When Renee Ellison, 33, of Prince Frederick, learned infant CPR in CHMC’s Family Birth Center after delivering son, Miles, little did she realize that skill set would soon be needed to save her son’s life.

Last year, CalvertHealth Medical Center became the first hospital in the state of Maryland to formally initiate the American Heart Association’s Infant CPR Anytime® Training Program - aimed at educating parents on lifesaving techniques before they leave the hospital with their baby. In addition to the on-site training, new parents also take home a training DVD and practice manikin so they can share the knowledge with other family members or caregivers. “Our goal is to train 100 percent of parents on what to do if a child is choking, nonresponsive or not breathing – before they leave the hospital,” said President and CEO Dean Teague. “So important, in fact, the medical center covers the entire cost of the kit,” he added.

On September 30, 2019, Ellison put the training she received into action when her son, Miles, was unable to breathe. “I was home alone with Miles, watching as he played on the living room floor – just a few feet away from me. One minute he was happily playing, the next, he was in distress – unable to breathe. Panic set in immediately and I realized there was no one to help in that moment.
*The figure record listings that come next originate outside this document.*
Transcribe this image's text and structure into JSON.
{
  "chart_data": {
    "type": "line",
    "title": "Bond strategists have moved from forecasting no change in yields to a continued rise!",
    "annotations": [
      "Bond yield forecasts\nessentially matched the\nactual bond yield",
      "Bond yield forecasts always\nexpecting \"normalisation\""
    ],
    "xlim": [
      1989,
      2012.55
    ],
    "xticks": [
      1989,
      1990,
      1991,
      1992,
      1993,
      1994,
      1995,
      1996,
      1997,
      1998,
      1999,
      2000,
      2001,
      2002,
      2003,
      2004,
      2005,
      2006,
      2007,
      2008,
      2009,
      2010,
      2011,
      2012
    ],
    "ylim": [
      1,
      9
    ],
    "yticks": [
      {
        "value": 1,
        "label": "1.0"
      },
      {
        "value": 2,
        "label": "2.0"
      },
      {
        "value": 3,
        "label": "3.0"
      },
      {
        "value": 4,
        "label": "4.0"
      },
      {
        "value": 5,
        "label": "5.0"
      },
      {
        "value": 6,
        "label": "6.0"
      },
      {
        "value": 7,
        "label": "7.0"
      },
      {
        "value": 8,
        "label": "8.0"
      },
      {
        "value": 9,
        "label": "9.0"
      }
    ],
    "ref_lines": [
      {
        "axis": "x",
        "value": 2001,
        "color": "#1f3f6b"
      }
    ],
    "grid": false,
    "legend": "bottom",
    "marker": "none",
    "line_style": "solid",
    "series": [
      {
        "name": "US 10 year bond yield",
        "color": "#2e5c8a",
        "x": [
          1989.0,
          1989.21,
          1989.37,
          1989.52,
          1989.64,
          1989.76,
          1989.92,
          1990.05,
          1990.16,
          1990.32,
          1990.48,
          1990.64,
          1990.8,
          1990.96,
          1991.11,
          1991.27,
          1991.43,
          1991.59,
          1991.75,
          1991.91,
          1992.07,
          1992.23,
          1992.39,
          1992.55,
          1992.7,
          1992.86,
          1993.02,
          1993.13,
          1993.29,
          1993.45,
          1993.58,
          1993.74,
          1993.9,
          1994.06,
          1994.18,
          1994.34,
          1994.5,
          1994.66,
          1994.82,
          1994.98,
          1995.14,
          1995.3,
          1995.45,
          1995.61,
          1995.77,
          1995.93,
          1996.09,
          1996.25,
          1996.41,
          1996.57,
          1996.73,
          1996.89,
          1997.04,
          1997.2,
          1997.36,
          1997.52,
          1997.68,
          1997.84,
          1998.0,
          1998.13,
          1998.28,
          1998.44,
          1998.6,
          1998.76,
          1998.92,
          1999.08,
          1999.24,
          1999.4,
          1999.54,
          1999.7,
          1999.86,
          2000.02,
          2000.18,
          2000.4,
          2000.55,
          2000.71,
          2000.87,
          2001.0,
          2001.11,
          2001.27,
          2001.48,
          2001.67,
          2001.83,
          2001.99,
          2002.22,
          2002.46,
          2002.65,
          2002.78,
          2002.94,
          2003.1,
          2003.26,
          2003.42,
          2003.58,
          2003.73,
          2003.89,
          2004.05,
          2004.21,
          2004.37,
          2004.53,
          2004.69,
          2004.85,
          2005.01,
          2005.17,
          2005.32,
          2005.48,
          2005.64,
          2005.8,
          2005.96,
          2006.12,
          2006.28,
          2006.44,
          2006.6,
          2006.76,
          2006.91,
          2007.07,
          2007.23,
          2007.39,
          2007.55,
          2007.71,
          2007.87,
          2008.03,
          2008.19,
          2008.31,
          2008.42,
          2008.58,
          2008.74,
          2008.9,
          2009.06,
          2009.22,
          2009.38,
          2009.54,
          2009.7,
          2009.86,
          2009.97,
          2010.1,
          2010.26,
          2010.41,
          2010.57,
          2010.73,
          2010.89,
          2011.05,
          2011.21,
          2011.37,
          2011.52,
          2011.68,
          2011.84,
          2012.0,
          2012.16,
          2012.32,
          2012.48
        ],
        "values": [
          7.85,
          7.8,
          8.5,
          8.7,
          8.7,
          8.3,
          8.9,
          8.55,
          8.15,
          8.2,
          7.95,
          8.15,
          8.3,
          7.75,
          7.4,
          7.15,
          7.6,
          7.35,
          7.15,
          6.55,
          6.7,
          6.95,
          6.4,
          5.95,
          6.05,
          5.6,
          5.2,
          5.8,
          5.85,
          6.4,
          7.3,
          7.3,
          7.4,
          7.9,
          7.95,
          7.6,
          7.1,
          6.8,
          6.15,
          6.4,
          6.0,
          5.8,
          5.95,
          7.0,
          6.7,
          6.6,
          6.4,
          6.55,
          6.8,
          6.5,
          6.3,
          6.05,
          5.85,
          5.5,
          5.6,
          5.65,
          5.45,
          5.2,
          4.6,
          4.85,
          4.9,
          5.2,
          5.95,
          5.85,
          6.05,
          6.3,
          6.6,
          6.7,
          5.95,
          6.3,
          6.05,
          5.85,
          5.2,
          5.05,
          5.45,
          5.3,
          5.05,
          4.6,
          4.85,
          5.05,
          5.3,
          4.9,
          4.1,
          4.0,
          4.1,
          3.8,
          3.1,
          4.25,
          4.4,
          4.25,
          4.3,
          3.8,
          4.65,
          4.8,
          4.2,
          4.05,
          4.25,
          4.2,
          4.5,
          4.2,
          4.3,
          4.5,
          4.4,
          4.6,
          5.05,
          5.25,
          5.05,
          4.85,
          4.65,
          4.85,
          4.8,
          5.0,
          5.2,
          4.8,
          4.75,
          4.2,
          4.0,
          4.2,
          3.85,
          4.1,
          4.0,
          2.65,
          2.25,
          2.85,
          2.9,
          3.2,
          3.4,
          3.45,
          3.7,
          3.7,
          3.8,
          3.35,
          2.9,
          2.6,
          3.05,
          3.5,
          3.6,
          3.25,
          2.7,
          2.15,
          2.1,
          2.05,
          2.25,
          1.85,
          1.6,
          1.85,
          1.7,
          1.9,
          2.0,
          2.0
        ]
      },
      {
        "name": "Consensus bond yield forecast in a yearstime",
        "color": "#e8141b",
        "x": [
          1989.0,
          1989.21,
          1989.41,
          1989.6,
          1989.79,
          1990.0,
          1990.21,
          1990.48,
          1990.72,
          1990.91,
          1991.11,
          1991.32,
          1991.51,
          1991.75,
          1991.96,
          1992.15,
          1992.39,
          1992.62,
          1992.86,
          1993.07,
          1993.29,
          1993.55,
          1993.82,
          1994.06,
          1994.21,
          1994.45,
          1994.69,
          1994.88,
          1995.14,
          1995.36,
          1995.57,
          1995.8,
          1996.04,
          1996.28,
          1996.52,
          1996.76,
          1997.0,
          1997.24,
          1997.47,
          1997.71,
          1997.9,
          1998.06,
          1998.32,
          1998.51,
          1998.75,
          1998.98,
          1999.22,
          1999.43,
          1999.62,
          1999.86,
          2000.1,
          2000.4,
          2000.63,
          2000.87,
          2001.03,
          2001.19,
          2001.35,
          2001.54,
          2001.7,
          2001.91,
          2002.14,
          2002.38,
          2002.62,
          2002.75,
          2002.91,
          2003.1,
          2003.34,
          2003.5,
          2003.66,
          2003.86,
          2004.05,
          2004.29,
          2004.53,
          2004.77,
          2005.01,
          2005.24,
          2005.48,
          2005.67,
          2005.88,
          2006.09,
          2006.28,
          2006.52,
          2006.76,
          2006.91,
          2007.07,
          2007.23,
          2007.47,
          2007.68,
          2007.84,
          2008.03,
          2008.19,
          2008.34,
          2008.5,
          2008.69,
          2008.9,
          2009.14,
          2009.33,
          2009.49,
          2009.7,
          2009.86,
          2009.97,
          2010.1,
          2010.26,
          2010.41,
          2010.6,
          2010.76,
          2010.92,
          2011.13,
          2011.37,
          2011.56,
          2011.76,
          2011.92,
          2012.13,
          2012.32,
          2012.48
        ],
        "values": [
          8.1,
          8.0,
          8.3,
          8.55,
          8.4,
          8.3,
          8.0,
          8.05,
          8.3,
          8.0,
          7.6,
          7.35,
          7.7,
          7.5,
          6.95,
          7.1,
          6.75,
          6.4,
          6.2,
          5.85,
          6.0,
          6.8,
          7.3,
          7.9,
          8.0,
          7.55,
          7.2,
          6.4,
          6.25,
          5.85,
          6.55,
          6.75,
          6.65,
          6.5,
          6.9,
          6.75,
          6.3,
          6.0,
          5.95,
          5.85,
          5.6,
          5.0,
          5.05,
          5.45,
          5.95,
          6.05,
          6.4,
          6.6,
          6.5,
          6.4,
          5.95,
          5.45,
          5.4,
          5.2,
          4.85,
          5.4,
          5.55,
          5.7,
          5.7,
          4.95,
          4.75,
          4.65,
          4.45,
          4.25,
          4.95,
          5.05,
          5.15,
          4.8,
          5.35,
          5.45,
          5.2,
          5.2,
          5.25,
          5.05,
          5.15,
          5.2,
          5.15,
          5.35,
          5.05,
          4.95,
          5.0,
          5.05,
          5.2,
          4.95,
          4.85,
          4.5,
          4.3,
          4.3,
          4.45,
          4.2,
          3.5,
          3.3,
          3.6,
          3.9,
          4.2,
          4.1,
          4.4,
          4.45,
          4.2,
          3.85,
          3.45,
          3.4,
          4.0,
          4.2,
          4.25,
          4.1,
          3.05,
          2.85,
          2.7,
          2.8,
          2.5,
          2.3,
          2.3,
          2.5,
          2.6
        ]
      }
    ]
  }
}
It was only me,” recalled Ellison, who delivered Miles at CHMC in March 2019.

Baby Miles was choking and after several attempts, Renee was able to dislodge the piece of plastic from his airway and then remove the object from his mouth. “I am so unbelievably grateful I was required to receive this training. As a brand-new mom, I was exhausted and felt a little silly having to perform CPR on the dummy baby before I could be discharged from the hospital. In retrospect, I know that motherhood is a job and all jobs require some training and CPR is training you should have right off the bat!”

As a result of this incident, Ellison and her partner, Keith, are both becoming CPR certified and will require all caregivers to be certified as well. They are also utilizing the DVD and manikin they brought home with them from the hospital to train Miles’ older brother, Kaleb, age 10, what to do in an emergency. “Babies and children are not the only ones who choke. I hope that becoming CPR certified will allow me to be an asset to anyone around me who is in need,” said Ellison.